Opinion

3.8 percent unemployment just ain't what it used to be

It's only gotten this low twice in the last 50 years — but the economy was far, far healthier back then

This past Friday, the U.S. unemployment rate fell to an astounding 3.8 percent. For a little perspective, it's only gotten that low twice in the last 50 years: once in 2000, and also in the period from 1968 to 1970.

But if you suggested to most Americans that the economy is just as healthy today as it was in 2000 or 1968, they'd probably laugh in your face.

Wage growth in 1968 was significantly higher than it was in 2000. And in 2000, it was significantly higher than it is today, too. That relationship holds even after you factor out inflation. Recoveries from recessions have gotten longer and longer. Inequality is worse: The top 1 percent gobbled up around 10 percent of all national income in 1968, 15 percent in 2000, and 20 percent today. Costs of necessities have also risen, leaving the median household budget with less money today than in 1972.

What happened?

Well, first off, a big part of the problem is that 3.8 percent unemployment is so rare.

One of the big drivers of wage growth is labor scarcity. When businesses can't just hire jobless people, they have to hike wage offers to lure workers away from competitors. Periods of significant labor scarcity also reduce inequality, since wages tend to grow fastest for the poorest workers.

But in between the brief triumphal moments of low unemployment, America has gone through long periods of much higher unemployment. Those stretches destroyed Americans' incomes and livelihoods. And the brief bursts of full employment we have enjoyed in the last half century weren't nearly enough to repair the damage.

Next, when we say unemployment is such-and-such percent, what we mean is a percent of the labor force, not the entire U.S. population. So who's in the labor force? Government statistics say it's anyone who has a job or has looked for one in the last month.

Now, the labor force participation rate did indeed rise from 60 percent in 1968 to 67 percent in 2000, but it's a complicated picture; much of the rise was due to the massive cultural shift as many more women entered the workforce. What's more important for this comparison is the difference in labor force participation between 2000 and 2018 — both years that came after that cultural shift was largely complete. And by 2018, labor force participation had fallen from 67 percent to just under 63 percent.

That 4 percentage-point drop can't be explained just by the growing share of the population that's retired, either. The crisis of 2008 decimated the workforce, and led to a huge increase in long-term unemployment. Unlike 2000, we now have a huge population of "shadow unemployed" — jobless people who could be working and want to work, but who aren't picked by the official unemployment rate.

Besides tight labor markets, another thing that boosts wage growth and reduces inequality is unions. As the old worker anthem "Solidarity Forever" points out, there's nothing weaker than a lone individual worker. They have no leverage over their employers, who own the business and the capital, and enjoy all the social and economic power. But as an organized whole, workers can wield enormous power to demand a bigger cut of the wealth their companies create — and to threaten work stoppages and shutdowns if those demands aren't met.

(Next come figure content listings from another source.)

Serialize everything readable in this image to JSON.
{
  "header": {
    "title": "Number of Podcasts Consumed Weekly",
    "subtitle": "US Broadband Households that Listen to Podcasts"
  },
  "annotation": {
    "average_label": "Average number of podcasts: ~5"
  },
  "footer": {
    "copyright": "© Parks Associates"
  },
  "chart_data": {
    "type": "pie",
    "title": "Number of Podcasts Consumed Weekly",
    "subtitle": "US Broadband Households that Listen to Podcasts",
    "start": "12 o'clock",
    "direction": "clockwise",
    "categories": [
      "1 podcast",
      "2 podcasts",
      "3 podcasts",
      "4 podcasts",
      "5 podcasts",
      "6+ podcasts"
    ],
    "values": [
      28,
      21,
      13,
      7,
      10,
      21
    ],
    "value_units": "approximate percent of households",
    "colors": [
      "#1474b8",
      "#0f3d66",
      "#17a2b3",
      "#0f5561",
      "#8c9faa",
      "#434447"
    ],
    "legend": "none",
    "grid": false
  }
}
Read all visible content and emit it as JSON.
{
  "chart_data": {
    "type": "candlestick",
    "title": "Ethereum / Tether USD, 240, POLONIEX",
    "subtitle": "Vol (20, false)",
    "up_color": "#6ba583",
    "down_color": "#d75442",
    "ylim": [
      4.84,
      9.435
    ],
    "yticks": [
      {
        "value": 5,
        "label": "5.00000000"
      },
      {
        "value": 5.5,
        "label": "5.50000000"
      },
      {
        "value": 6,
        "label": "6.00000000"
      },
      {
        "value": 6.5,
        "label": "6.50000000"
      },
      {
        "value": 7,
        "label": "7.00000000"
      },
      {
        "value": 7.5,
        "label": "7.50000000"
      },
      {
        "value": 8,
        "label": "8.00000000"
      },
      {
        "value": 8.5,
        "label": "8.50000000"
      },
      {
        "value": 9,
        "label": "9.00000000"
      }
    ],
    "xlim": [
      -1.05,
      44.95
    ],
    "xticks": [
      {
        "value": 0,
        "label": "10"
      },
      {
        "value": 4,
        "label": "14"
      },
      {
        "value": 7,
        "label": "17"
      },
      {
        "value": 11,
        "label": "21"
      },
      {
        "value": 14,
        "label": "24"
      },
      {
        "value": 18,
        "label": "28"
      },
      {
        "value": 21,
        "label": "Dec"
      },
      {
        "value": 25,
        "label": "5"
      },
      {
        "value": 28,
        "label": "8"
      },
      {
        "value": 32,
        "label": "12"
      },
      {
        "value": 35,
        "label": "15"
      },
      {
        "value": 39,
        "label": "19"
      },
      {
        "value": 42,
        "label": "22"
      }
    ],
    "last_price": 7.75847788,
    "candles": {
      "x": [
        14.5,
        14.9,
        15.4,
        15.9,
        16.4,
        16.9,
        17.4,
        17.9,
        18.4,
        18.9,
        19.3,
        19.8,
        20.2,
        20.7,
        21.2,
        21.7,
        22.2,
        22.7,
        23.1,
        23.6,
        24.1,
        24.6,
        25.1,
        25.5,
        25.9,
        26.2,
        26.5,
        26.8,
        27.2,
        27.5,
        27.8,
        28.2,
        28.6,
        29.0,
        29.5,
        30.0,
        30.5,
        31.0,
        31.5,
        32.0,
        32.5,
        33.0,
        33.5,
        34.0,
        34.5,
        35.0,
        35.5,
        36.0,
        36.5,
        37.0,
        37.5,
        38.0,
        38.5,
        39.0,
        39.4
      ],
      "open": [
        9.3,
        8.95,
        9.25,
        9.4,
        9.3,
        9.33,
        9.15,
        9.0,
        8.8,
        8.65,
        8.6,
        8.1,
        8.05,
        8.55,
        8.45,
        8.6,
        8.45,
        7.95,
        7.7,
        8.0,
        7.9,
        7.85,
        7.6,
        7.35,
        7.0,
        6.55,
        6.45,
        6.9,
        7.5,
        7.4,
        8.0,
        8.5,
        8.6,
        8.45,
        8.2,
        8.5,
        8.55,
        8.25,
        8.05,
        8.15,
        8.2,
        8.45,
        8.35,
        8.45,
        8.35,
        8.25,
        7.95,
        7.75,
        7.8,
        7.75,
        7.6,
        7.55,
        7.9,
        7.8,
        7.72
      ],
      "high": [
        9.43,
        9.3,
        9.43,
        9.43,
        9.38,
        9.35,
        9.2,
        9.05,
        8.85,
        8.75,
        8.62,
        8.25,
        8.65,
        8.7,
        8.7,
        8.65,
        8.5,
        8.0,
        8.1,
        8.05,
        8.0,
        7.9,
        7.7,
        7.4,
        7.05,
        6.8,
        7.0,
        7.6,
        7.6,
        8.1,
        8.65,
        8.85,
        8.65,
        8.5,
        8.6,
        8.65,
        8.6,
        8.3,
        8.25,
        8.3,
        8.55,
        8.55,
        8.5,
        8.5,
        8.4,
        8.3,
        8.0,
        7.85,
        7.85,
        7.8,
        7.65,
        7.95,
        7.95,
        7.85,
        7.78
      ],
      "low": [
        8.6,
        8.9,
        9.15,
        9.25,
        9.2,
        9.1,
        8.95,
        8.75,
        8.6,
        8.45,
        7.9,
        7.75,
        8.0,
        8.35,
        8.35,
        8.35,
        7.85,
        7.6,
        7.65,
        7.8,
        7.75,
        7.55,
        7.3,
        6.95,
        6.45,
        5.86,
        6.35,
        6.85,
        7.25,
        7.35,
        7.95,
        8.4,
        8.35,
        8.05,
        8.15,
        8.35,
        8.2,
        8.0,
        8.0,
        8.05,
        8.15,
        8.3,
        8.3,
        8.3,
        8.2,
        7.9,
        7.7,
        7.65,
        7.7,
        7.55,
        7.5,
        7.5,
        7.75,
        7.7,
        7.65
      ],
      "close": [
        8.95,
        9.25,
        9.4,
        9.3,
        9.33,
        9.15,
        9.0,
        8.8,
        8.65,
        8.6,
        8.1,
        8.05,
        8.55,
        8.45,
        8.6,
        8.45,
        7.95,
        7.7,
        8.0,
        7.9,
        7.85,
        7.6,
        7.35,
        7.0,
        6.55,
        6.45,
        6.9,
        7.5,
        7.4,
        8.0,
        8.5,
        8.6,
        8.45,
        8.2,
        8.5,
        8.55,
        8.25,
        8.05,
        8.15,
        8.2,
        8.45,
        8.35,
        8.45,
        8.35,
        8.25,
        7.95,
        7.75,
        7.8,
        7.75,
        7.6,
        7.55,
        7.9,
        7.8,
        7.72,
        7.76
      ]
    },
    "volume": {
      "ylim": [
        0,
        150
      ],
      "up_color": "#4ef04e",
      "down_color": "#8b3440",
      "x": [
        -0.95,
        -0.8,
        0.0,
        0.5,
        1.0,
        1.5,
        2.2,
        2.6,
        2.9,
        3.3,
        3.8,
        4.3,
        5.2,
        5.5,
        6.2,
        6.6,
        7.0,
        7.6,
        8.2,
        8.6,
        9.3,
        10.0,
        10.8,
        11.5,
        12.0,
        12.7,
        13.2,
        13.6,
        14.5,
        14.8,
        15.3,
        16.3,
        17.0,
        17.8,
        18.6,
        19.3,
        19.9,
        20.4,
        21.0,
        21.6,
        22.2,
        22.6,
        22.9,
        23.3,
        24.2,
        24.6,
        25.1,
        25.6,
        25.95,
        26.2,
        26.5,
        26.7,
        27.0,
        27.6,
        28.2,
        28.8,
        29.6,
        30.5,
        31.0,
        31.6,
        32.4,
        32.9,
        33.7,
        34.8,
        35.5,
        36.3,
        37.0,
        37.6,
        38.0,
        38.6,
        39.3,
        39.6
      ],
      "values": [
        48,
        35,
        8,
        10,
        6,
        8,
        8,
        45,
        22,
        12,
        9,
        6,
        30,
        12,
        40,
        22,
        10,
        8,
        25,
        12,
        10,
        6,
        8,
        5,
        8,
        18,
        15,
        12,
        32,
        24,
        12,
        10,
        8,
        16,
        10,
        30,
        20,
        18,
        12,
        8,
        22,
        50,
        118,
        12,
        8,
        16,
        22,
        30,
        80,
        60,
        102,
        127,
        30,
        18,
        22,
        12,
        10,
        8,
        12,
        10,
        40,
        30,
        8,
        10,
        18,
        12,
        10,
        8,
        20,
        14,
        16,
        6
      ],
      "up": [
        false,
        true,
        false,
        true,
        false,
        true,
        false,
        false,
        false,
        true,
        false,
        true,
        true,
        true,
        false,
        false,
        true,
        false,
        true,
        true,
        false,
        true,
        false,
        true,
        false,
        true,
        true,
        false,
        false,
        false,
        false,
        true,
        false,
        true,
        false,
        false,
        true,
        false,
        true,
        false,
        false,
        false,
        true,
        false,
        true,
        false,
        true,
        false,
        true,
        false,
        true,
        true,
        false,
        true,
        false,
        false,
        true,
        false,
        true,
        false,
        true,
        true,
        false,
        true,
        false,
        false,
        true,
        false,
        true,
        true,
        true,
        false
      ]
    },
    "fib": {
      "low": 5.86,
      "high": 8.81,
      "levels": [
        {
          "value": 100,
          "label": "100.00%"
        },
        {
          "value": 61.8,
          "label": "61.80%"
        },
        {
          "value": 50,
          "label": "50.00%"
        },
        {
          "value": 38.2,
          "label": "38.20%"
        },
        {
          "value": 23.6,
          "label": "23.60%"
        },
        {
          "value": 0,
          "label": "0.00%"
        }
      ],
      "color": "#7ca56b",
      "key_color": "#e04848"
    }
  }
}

Back in 1968, no less than 30 percent of American workers belonged to a union. By 2000, that had fallen to around 10 percent. It's even lower today.

Without unions, it's a lot harder to make sure a growing economy shares the wealth it creates in a broad and egalitarian manner.

Yet another thing that's changed is market concentration.

We all understand why it's bad when companies that sell goods and services become monopolies: They can jack up prices and gouge the rest of us without having to worry about competitive pressure. But the same principle applies in reverse if there's only one company in a market buying stuff — a situation referred to as "monopsony." Companies that have a monopsony can drive down the price of what they're buying without facing any counter-pressure. And that applies just as much when the thing they're buying is Americans' labor.

A recent study looked at how many employers there are in American labor markets from 2010 to 2013. The researchers found that, in most local labor markets, monopsony is pervasive. Only in major cities are there adequate numbers of employers competing for workers' labor.

It's a lot harder to extrapolate this data backwards. But there's circumstantial evidence the problem is much worse now than in 2000 or 1968.

For instance, in 1994, the revenue of the 500 largest companies in the country accounted for 58 percent of the economy. By 2013, it was 73 percent.

Antitrust enforcement has also changed drastically. Before the 1980s, regulators and judges applied much stricter standards to monopoly and monopsony. They would break up a company for gobbling up just 7 percent of its respective market. Today, policymakers tolerate companies ruling 40 percent of their markets or more without complaint.

There were other changes, too, like the increase in workers who are considered independent contractors. That's yet another change that gives employers more leverage to drive down pay and cut benefits.

Over the last 50 years, American workers were hit with a series of blows that just left them ever worse off. In fact, when you dig below the surface, even the late 1990s boom doesn't look so good: It wasn't driven by a basic shift in worker fortunes and power, but by an unsustainable stock bubble. The economy has been rotting almost continuously since the late 1960s.

As a result, 3.8 percent unemployment just ain't what it used to be.